Interview Focus Areas
The Infosys Data Engineer interview revolved around the following key areas:
➜ Project deep dive
➜ ETL pipeline design and orchestration
➜ PySpark DataFrame fundamentals
➜ SQL query writing and optimization
➜ Practical problem-solving
➜ Project and ETL Discussion Questions
The interview began with a detailed discussion around my current project.
Questions asked included:
➜ Tell me about your project.
➜ What is your source system, and how many types of source systems are involved?
➜ How many jobs are there in your project?
➜ How many ETL pipelines have you built or maintained?
➜ How do you schedule your pipelines, and which scheduler do you use?
➜ Have you faced any difficulties in your project?
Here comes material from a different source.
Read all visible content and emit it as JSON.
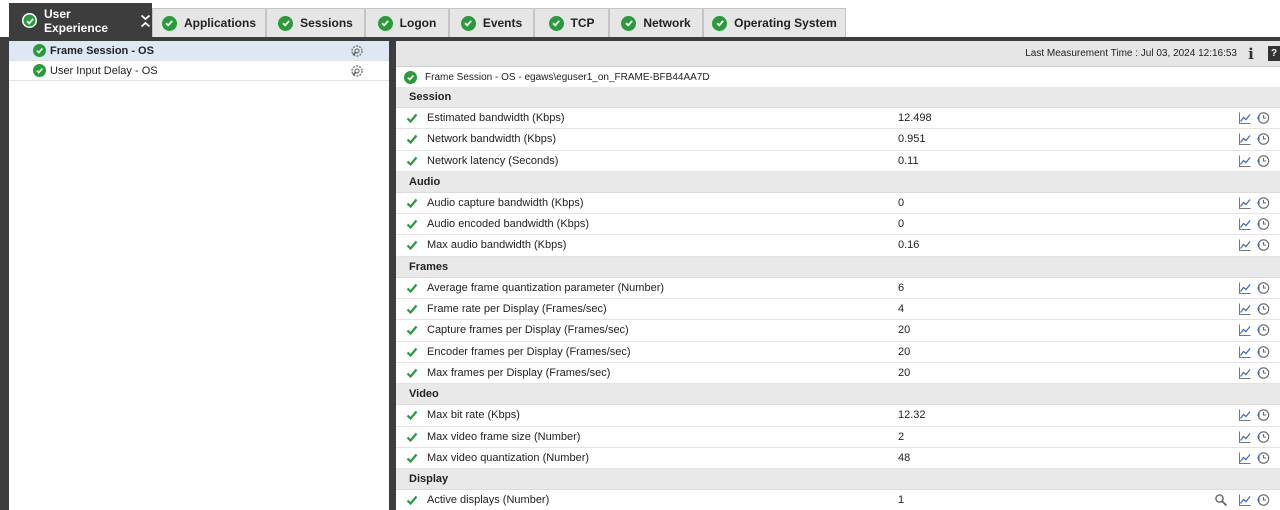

If yes, explain how you handled them.
This section focused heavily on ownership, scale, and real-world exposure to data pipelines.
SQL Questions
The interviewer tested SQL fundamentals and reasoning ability using scenario-based questions.
Questions asked included:
➜ If you have one query written using a CTE and another using a subquery, which one would you prefer and why?
➜ What are the differences between CTEs and subqueries?
SQL Coding Question
➜ Find the second highest salary of each department along with the employee name.
➜ Table structure: (id, name, dept, salary)
➜ This problem tested grouping, ranking logic, and the ability to use window functions or alternative approaches correctly.
PySpark Questions
The PySpark portion focused on DataFrame fundamentals and common transformations.
Questions asked included:
➜ Which do you prefer: DataFrame or RDD, and why?
➜ How do you define the structure (schema) of a DataFrame in PySpark?
➜ How do you read data from a Parquet file in PySpark?
➜ How do you add a new column to a DataFrame in PySpark?
➜ These questions evaluated practical PySpark usage rather than theoretical Spark internals.
Final Thoughts
The Infosys Data Engineer interview emphasized clarity around project experience, strong fundamentals in SQL and PySpark, and practical knowledge of ETL pipeline design and scheduling. Candidates preparing for similar roles should focus on understanding their projects end-to-end, be comfortable explaining design choices, and practice writing SQL queries involving grouping and ranking.
This interview reinforced that Infosys values hands-on experience and the ability to clearly articulate how data engineering solutions are built and maintained in real-world environments.